Voorwaarden: bevestigd synovitis in ten minste één gewricht, uitsluiting van andere diagnoses die de synovitis verklaren, geen typische erosies in de Röntgenstraal afbeelding (dan wordt de RA als bevestigd beschouwd).

  • 1 middelste / grote voeg: 0 punten
  • > 1 middelgrote / grote voeg, niet symmetrisch: 1 punt
  • > 1 middelgrote / grote voeg, symmetrisch: 1 punt
  • 1-3 kleine gewrichten: 2 punten
  • 4-10 kleine gewrichten: 3 punten
  • > 10 gewrichten, inclusief kleine gewrichten: 5 punten
  • Noch RF noch ACPA positief: 0 punten
  • Minstens 1 test zwak positief: 2 punten
  • Minstens 1 test sterk positief: 3 punten
  • <6 weken: 0 punten
  • > 6 weken: 1 punt
  • Noch CRP-waarde, noch BSG namen toe: 0 punten
  • CRP of BSG verhoogd: 1 punt

Laboratoriumdiagnostiek wordt gebruikt om een ​​diagnose te stellen, maar ook om het verloop / de activiteit van de ziekte, de respons op therapie te beoordelen en heeft een prognostische waarde. De laboratoriumwaarden moet altijd worden beoordeeld in combinatie met andere bevindingen.

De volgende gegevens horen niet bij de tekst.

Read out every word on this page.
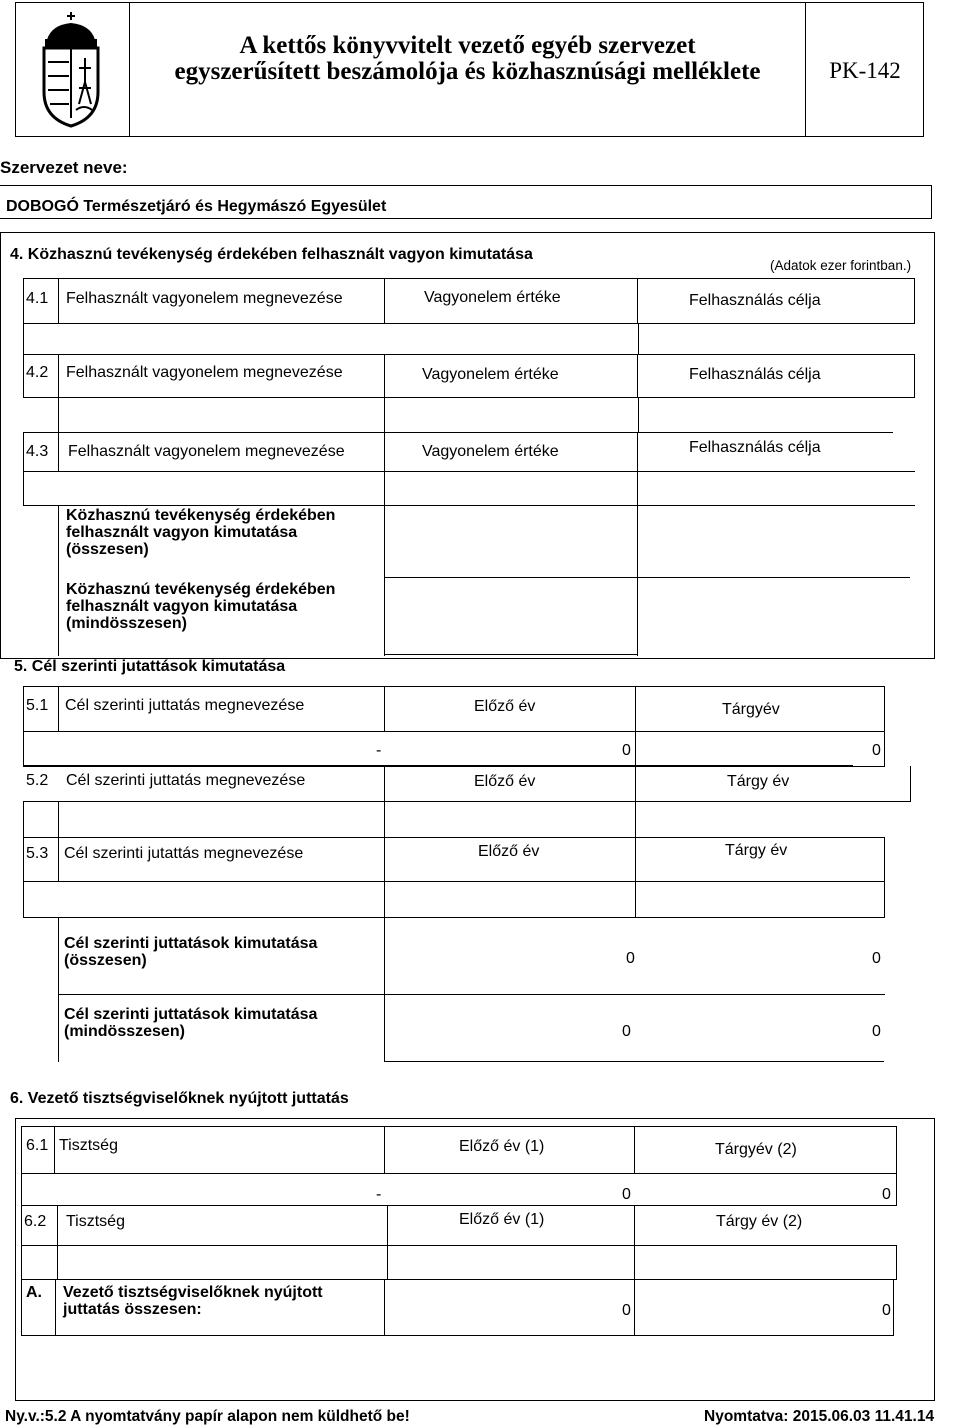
A kettős könyvvitelt vezető egyéb szervezet
egyszerűsített beszámolója és közhasznúsági melléklete	PK-142
Szervezet neve:
DOBOGÓ Természetjáró és Hegymászó Egyesület
4. Közhasznú tevékenység érdekében felhasznált vagyon kimutatása
(Adatok ezer forintban.)
4.1 Felhasznált vagyonelem megnevezése	Vagyonelem értéke	Felhasználás célja
4.2 Felhasznált vagyonelem megnevezése	Vagyonelem értéke	Felhasználás célja
4.3 Felhasznált vagyonelem megnevezése	Vagyonelem értéke	Felhasználás célja
Közhasznú tevékenység érdekében
felhasznált vagyon kimutatása
(összesen)
Közhasznú tevékenység érdekében
felhasznált vagyon kimutatása
(mindösszesen)
5. Cél szerinti jutattások kimutatása
5.1 Cél szerinti juttatás megnevezése	Előző év	Tárgyév
-	0	0
5.2 Cél szerinti juttatás megnevezése	Előző év	Tárgy év
5.3 Cél szerinti jutattás megnevezése	Előző év	Tárgy év
Cél szerinti juttatások kimutatása
(összesen)	0	0
Cél szerinti juttatások kimutatása
(mindösszesen)	0	0
6. Vezető tisztségviselőknek nyújtott juttatás
6.1 Tisztség	Előző év (1)	Tárgyév (2)
-	0	0
6.2 Tisztség	Előző év (1)	Tárgy év (2)
A. Vezető tisztségviselőknek nyújtott
juttatás összesen:	0	0
Ny.v.:5.2 A nyomtatvány papír alapon nem küldhető be!	Nyomtatva: 2015.06.03 11.41.14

De reumafactor (RF) of antilichamen tegen gecitrullineerde cyclische peptiden (CCP-antilichamen of ACPA: anti-gecitrullineerde proteïne-antilichamen) zijn beschikbaar voor diagnostische doeleinden. De reumafactor wordt gedetecteerd in de bloed. Het ontwikkelt zich tijdens de eerste jaren van de ziekte.

Het is een immunoglobuline dat in het gewricht wordt gevormd slijmvlies van de zieke gewrichten. De reumafactor wordt positief bij 75-80% van de patiënten met reumatoïde patiënten artritis primaire chronische polyartritis tijdens het verloop van de ziekte. Het kan echter soms ook worden gedetecteerd bij andere ziekten en op oudere leeftijd.

CCP antilichamen/ ACPA zijn geschikter voor vroege diagnose, omdat ze in zeer vroege fasen van de ziekte kunnen worden opgespoord. De combinatie met een positieve reumafactor verhoogt de kans op reuma artritis tot bijna 100%. Prognostisch lijkt ACPA van aanzienlijk belang te zijn.

Hoge ACPA-titers verhogen het risico op een ernstig verloop van de ziekte. Andere typische laboratoriumbevindingen in de bloed van patiënten met primaire chronische polyartritis zijn verhoogde ontstekingsniveaus, bijv. CRP (C - reactief proteïne), en een versnelde bloed sedimentatiesnelheid (BSG). De ijzerwaarde ook hemoglobine (Hb) en leukocyten (=witte bloedcellen) worden vaak verlaagd, de koperwaarde, gammaglobulinen en trombocyten (= bloed bloedplaatjes) kan worden verhoogd. Bovendien dient laboratoriumdiagnostiek om andere ziekten uit te sluiten.